Equisingularity and the theory of Integral Closure
Terence Gaffney
This short course will study equisingularity, and the related ideas from commutative algebra - closure operations and multiplicities, which are bound up with it. A family of sets or mappings is called equisingular if all of the members of the family “are alike” in some way. Different notions of equisingularity arise from different meanings of “all alike”. 

Some of the notions of equisingularity we will study are: constant analytic type (all family members are equivalent by biholomorphic coordinate changes), constant topological type (equivalence by homeomorphisms) constant bi-Lipschitz type (bi-Lipschitz homeomorphisms) and Whitney equisingularity (described below).

As a point moves along a curve, by calculus we associate an infinitesimal object to it at each moment - its velocity vector. If we think of the members of the family as parametrized by time, their evolution gives rise to infinitesimal structures on the members of the family. Whitney equisingularity is a strong form of constant topological type which preserves some of the infinitesimal structure associated to the singular points of the family. 

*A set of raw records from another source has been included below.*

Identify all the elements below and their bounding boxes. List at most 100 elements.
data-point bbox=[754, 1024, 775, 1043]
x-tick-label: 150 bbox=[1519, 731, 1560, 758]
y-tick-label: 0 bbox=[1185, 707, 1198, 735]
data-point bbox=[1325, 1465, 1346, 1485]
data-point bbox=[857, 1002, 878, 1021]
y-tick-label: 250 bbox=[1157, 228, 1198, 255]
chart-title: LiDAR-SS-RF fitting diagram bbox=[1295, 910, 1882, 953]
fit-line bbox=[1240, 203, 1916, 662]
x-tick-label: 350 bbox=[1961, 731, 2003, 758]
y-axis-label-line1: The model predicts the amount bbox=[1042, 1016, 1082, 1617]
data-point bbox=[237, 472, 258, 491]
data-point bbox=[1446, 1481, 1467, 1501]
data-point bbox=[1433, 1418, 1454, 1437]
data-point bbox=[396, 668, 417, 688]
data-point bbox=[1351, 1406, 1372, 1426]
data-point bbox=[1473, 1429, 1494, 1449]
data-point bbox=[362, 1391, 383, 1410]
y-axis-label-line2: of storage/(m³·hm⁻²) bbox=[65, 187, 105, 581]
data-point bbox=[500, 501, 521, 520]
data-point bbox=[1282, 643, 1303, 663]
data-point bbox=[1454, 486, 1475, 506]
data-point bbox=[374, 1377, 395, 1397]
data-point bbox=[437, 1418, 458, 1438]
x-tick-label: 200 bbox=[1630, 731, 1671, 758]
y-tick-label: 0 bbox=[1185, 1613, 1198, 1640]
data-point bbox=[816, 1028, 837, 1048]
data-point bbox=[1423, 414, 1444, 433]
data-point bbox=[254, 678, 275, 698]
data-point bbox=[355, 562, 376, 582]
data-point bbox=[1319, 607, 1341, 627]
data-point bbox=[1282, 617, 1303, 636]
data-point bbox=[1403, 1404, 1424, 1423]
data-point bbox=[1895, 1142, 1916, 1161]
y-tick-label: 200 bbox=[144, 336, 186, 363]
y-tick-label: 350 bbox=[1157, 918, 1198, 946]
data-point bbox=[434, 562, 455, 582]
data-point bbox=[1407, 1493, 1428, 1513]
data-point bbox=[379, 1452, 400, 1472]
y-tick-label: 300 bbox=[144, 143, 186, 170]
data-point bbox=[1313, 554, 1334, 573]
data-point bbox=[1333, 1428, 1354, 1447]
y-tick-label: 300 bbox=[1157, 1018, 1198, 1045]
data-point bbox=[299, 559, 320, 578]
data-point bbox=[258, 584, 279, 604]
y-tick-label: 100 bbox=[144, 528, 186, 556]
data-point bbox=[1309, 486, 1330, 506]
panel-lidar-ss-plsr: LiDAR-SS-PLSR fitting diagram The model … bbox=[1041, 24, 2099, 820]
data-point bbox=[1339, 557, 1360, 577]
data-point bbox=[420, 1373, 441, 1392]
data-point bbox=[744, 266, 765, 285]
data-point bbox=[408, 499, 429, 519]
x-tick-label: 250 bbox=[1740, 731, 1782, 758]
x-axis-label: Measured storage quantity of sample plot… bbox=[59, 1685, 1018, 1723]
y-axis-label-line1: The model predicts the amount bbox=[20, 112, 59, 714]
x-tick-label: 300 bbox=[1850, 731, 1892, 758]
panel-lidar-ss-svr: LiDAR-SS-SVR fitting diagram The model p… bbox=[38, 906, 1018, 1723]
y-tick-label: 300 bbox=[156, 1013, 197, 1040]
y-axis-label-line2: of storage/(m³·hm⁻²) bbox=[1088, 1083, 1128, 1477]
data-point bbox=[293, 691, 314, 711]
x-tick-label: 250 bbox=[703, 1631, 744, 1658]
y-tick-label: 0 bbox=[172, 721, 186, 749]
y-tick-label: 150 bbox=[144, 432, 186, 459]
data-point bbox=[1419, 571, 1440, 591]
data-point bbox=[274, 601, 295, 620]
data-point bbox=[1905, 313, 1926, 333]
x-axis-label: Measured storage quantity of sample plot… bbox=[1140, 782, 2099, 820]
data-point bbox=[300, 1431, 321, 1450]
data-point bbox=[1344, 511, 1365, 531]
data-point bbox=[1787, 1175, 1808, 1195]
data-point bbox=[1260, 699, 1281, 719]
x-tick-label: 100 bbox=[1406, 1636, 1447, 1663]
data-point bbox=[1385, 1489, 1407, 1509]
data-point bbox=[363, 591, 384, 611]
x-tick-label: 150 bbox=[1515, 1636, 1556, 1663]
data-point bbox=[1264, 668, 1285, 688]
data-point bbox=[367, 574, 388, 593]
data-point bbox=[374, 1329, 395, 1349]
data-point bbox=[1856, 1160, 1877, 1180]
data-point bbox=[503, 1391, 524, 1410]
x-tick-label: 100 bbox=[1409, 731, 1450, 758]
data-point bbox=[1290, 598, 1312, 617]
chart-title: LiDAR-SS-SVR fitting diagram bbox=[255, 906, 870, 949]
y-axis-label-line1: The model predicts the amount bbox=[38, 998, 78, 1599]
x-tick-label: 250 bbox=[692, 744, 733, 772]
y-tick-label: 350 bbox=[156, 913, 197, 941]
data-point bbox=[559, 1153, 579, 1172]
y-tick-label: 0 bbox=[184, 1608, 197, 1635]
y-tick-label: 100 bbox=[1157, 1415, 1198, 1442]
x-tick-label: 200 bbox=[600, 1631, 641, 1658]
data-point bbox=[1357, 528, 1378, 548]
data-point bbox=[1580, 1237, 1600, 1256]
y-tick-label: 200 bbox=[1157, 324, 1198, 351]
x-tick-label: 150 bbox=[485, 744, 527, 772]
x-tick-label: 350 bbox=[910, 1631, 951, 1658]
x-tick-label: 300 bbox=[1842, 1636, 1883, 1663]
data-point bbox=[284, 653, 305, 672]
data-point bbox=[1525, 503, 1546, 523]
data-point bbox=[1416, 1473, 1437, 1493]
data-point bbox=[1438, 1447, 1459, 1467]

These infinitesimal structures are best studied through modules, and the modules associated to the members of the family are studied using tools from commutative algebra.  Often they are defined using a closure operation such as integral closure or Lipschitz saturation, ideas which we will study. If we associate an ideal or module to a member of a family, then algebraic notions such as the multiplicity of an ideal or module can be used to describe the infinitesimal geometry of the members of the family. We will show how multiplicities describe and control the geometry of their associated families, and how geometry provided motivation for the development of these algebraic ideas. 

We will study families of functions, hypersurfaces and complete intersections with isolated singularities, and as time allows, hypersurfaces with non-isolated singularities and determinantal singularities which illustrate possible ways of developing the theory where traditional algebraic tools fail.